İnsan Hakları alanındaki çalışmalarıyla bilinen Human Rights Watch (HRW) son yayınladığı raporda, “Bu ayın 15’inde Ruslar tarafından gerçekleştirildiği düşünülen iki hava saldırısı savaş hukukunu çiğnemiştir. Humus kentindeki sivil yerleşim birimlerini hedef alan saldırılarda 33’ü çocuk olmak üzere 59 kişi hayatını kaybetmiştir” ifadelerine yer verdi.
HRW, Rus yetkililerden saldırılara dair soruşturma başlatmasını talep etti, muharip unsurların sivil akrabalarının meşru hedefler olmadığını vurguladı.
Raporda, Rusya’nın ve Esed rejiminin kendilerini de bağlayan uluslararası insani kanunlara uyması gerektiğinin altı çizilerek, bu kanunlar mucibince sivillerin hedef alınmayacağı belirtildi. Sivillerin zarar görebileceği bütün saldırlar öncesinde sivillere haber verilmesi gerektiği kaydedildi. Sivillerin tehlike altındaki bölgelerden çıkması ve bu bölgelere insani yardım ulaştırılabilmesi için acilen insani geçiş koridorlarına izin verilmesi gerektiği ifade edildi.
Humus kırsalındaki el-Garto kasabasına yönelik hava saldırılarının yansıdığı video görüntülerinde patlamanın şiddetinin yaralılar üzerindeki ağır etkisinin açık bir şekilde görüldüğü ifade edildi. Yaralıların durumundan “Sterokimya Bombası” olarak bilinen benzin ve gaz bombasının kullanılmış olma ihtimaline yer verildi.
HRC’nin Ortadoğu Bürosu Uygulama Müdür Yardımcısı Nedim Huri konuya ilişkin olarak, “Humus kentinin kuzeyindeki sivillerin çatışmaların şiddetlendiği durumlarda kaçabileceği bir yer yok” ifadelerini kullandı. Devamla, “Rusya’nın sivilleri koruma adına alınacak önlemler hususunda çok ihtiyatlı davranması gerekmektedir. Sivillerin istedikleri zaman bölgeden çıkışına imkân verilmeli, Rus ya da Esed rejimin uçaklarının bombardımanına maruz kalmamalıdırlar” şeklinde konuştu.

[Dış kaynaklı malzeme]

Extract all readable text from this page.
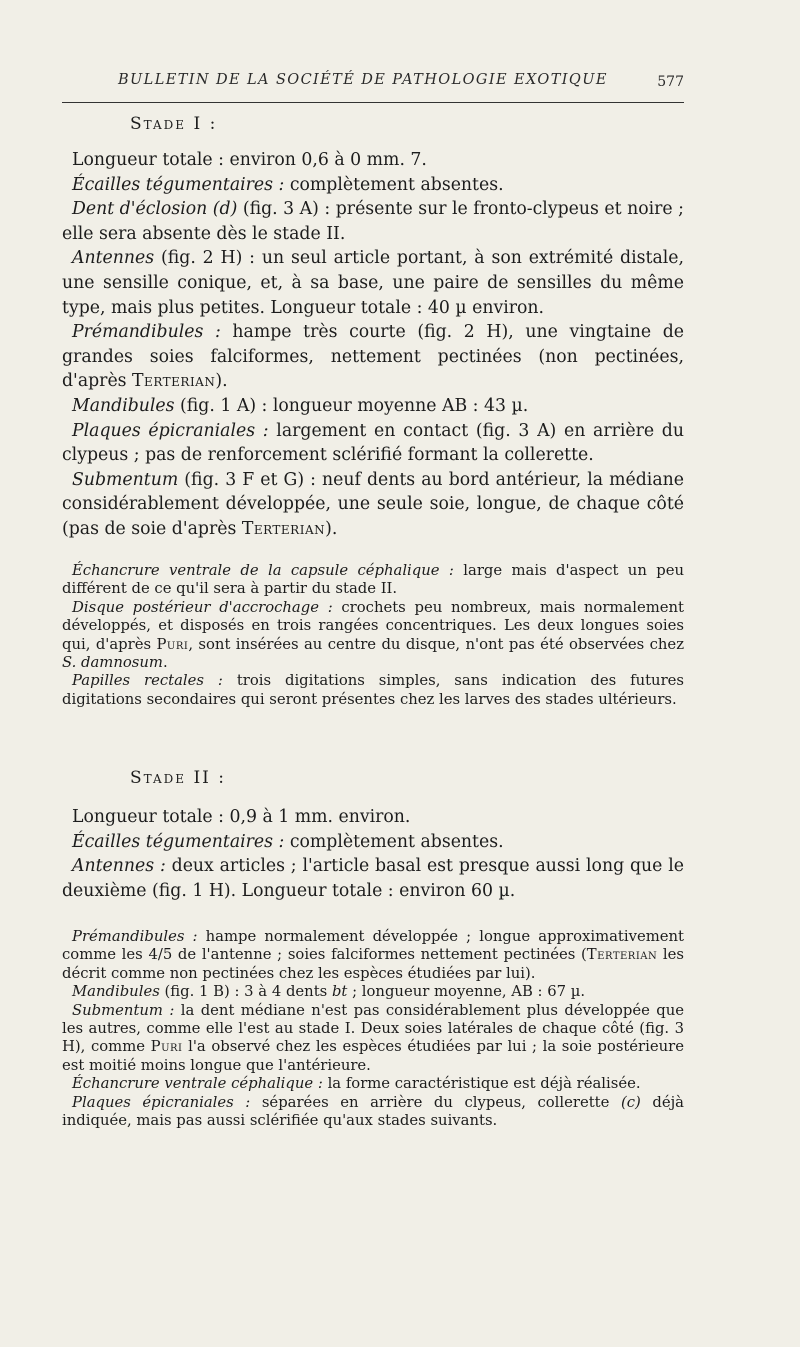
BULLETIN DE LA SOCIÉTÉ DE PATHOLOGIE EXOTIQUE	577
Stade I :

Longueur totale : environ 0,6 à 0 mm. 7.

Écailles tégumentaires : complètement absentes.

Dent d'éclosion (d) (fig. 3 A) : présente sur le fronto-clypeus et noire ; elle sera absente dès le stade II.

Antennes (fig. 2 H) : un seul article portant, à son extrémité distale, une sensille conique, et, à sa base, une paire de sensilles du même type, mais plus petites. Longueur totale : 40 µ environ.

Prémandibules : hampe très courte (fig. 2 H), une vingtaine de grandes soies falciformes, nettement pectinées (non pectinées, d'après Terterian).

Mandibules (fig. 1 A) : longueur moyenne AB : 43 µ.

Plaques épicraniales : largement en contact (fig. 3 A) en arrière du clypeus ; pas de renforcement sclérifié formant la collerette.

Submentum (fig. 3 F et G) : neuf dents au bord antérieur, la médiane considérablement développée, une seule soie, longue, de chaque côté (pas de soie d'après Terterian).

Échancrure ventrale de la capsule céphalique : large mais d'aspect un peu différent de ce qu'il sera à partir du stade II.

Disque postérieur d'accrochage : crochets peu nombreux, mais normalement développés, et disposés en trois rangées concentriques. Les deux longues soies qui, d'après Puri, sont insérées au centre du disque, n'ont pas été observées chez S. damnosum.

Papilles rectales : trois digitations simples, sans indication des futures digitations secondaires qui seront présentes chez les larves des stades ultérieurs.

Stade II :

Longueur totale : 0,9 à 1 mm. environ.

Écailles tégumentaires : complètement absentes.

Antennes : deux articles ; l'article basal est presque aussi long que le deuxième (fig. 1 H). Longueur totale : environ 60 µ.

Prémandibules : hampe normalement développée ; longue approximativement comme les 4/5 de l'antenne ; soies falciformes nettement pectinées (Terterian les décrit comme non pectinées chez les espèces étudiées par lui).

Mandibules (fig. 1 B) : 3 à 4 dents bt ; longueur moyenne, AB : 67 µ.

Submentum : la dent médiane n'est pas considérablement plus développée que les autres, comme elle l'est au stade I. Deux soies latérales de chaque côté (fig. 3 H), comme Puri l'a observé chez les espèces étudiées par lui ; la soie postérieure est moitié moins longue que l'antérieure.

Échancrure ventrale céphalique : la forme caractéristique est déjà réalisée.

Plaques épicraniales : séparées en arrière du clypeus, collerette (c) déjà indiquée, mais pas aussi sclérifiée qu'aux stades suivants.
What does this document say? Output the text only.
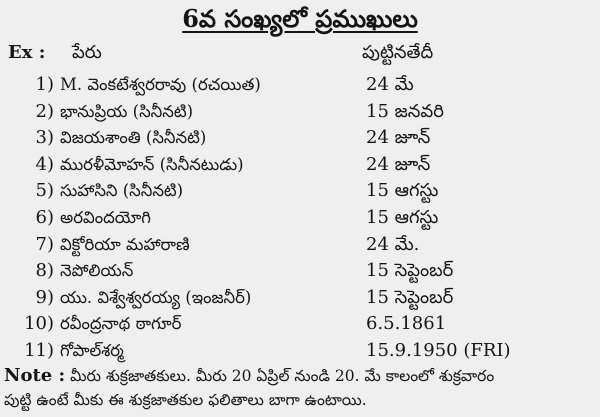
6వ సంఖ్యలో ప్రముఖులు
Ex : పేరు	పుట్టినతేదీ
1) M. వెంకటేశ్వరరావు (రచయిత)	24 మే
2) భానుప్రియ (సినీనటి)	15 జనవరి
3) విజయశాంతి (సినీనటి)	24 జూన్
4) మురళీమోహన్ (సినీనటుడు)	24 జూన్
5) సుహాసిని (సినీనటి)	15 ఆగస్టు
6) అరవిందయోగి	15 ఆగస్టు
7) విక్టోరియా మహారాణి	24 మే.
8) నెపోలియన్	15 సెప్టెంబర్
9) యు. విశ్వేశ్వరయ్య (ఇంజనీర్)	15 సెప్టెంబర్
10) రవీంద్రనాథ ఠాగూర్	6.5.1861
11) గోపాల్‌శర్మ	15.9.1950 (FRI)
Note : మీరు శుక్రజాతకులు. మీరు 20 ఏప్రిల్ నుండి 20. మే కాలంలో శుక్రవారం
పుట్టి ఉంటే మీకు ఈ శుక్రజాతకుల ఫలితాలు బాగా ఉంటాయి.
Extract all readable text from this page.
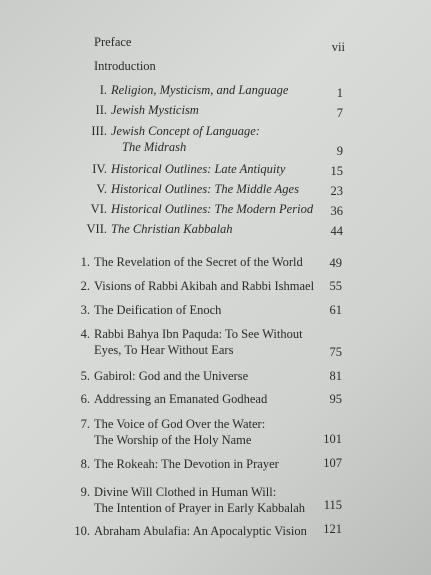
Preface	vii
Introduction
I. Religion, Mysticism, and Language	1
II. Jewish Mysticism	7
III. Jewish Concept of Language:
The Midrash	9
IV. Historical Outlines: Late Antiquity	15
V. Historical Outlines: The Middle Ages	23
VI. Historical Outlines: The Modern Period	36
VII. The Christian Kabbalah	44
1. The Revelation of the Secret of the World	49
2. Visions of Rabbi Akibah and Rabbi Ishmael	55
3. The Deification of Enoch	61
4. Rabbi Bahya Ibn Paquda: To See Without
Eyes, To Hear Without Ears	75
5. Gabirol: God and the Universe	81
6. Addressing an Emanated Godhead	95
7. The Voice of God Over the Water:
The Worship of the Holy Name	101
8. The Rokeah: The Devotion in Prayer	107
9. Divine Will Clothed in Human Will:
The Intention of Prayer in Early Kabbalah	115
10. Abraham Abulafia: An Apocalyptic Vision	121
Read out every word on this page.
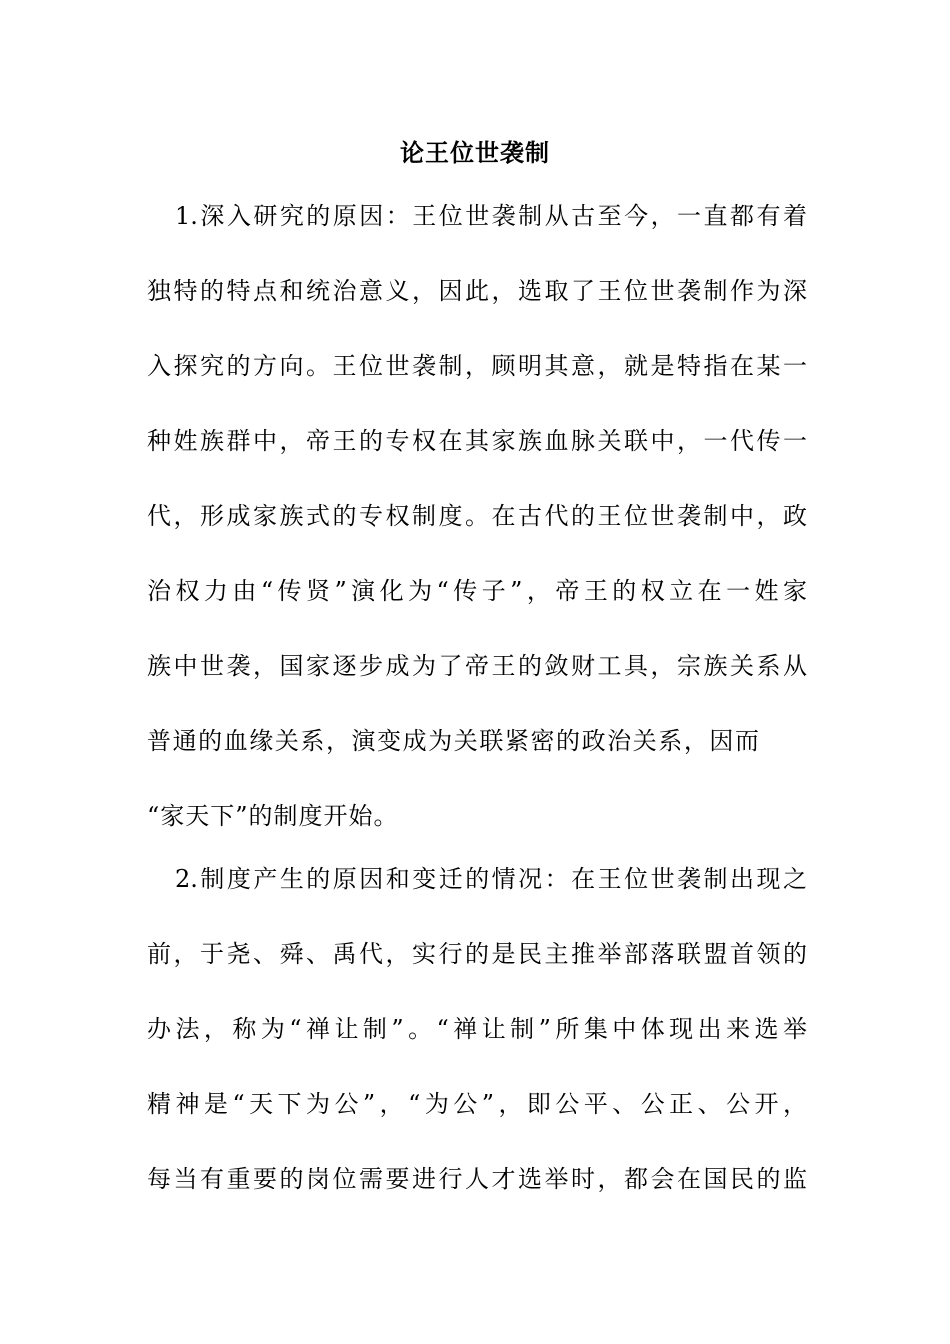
论王位世袭制
1.深入研究的原因：王位世袭制从古至今，一直都有着
独特的特点和统治意义，因此，选取了王位世袭制作为深
入探究的方向。王位世袭制，顾明其意，就是特指在某一
种姓族群中，帝王的专权在其家族血脉关联中，一代传一
代，形成家族式的专权制度。在古代的王位世袭制中，政
治权力由“传贤”演化为“传子”，帝王的权立在一姓家
族中世袭，国家逐步成为了帝王的敛财工具，宗族关系从
普通的血缘关系，演变成为关联紧密的政治关系，因而
“家天下”的制度开始。
2.制度产生的原因和变迁的情况：在王位世袭制出现之
前，于尧、舜、禹代，实行的是民主推举部落联盟首领的
办法，称为“禅让制”。“禅让制”所集中体现出来选举
精神是“天下为公”，“为公”，即公平、公正、公开，
每当有重要的岗位需要进行人才选举时，都会在国民的监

Rusya’nın nokta atışı yaptığı yönündeki iddialarına değinen Huri, reel durumun ve bombardıman sonrası ulaşan görüntü ve belgelerin çok sayıda sivilin hayatını kaybettiğini gösterdiğini belirtti. Rusya’ya sivilleri korumak için gerekli bütün önlemleri alma çağrısında bulundu.
Suriye Muhalif ve Devrimci Güçler Ulusal Koalisyonu (SMDK) yaşanan katliamları kınamış, Avrupa Birliği Temsilcisi Mevfak Nibriye, Birleşmiş Milletler Güvenlik Kurulu (BMGK) üyesi ülkeleri Avrupa Birliği dış işleri bakanlarının “Suriye’de sivillerin korunmasının AB’nin Suriye politikasının merkezine alınması” yönünde aldığı kararı desteklemeye çağırmıştı.
“AB ve üye ülkelerin sözlerini eyleme dönüştürme zamanı gelmiştir. Sivillerin koruma altına alınası güvenli bölge oluşturulması yolunda ilk adım olabilir. Akdeniz’deki gemiler üzerinden güç kullanmanın caydırıcılığı sivilleri korumak için kullanılabilir” ifadelerini kullanan Nibriye sözlerini şöyle sürdürdü; “ Böylece uluslararası hukuk uygulanmış olur, insanların hayatları kurtarılmış olur, göçmen akını azalır ve siyasi çözüme dönmek için fırsatlar oluşabilir.”
Nibriye, güçlü bir uluslararası irade ve programın olması durumunda Rus ve Esed savaş uçaklarının sivilleri vurmasının engellenebileceğini ifade etti.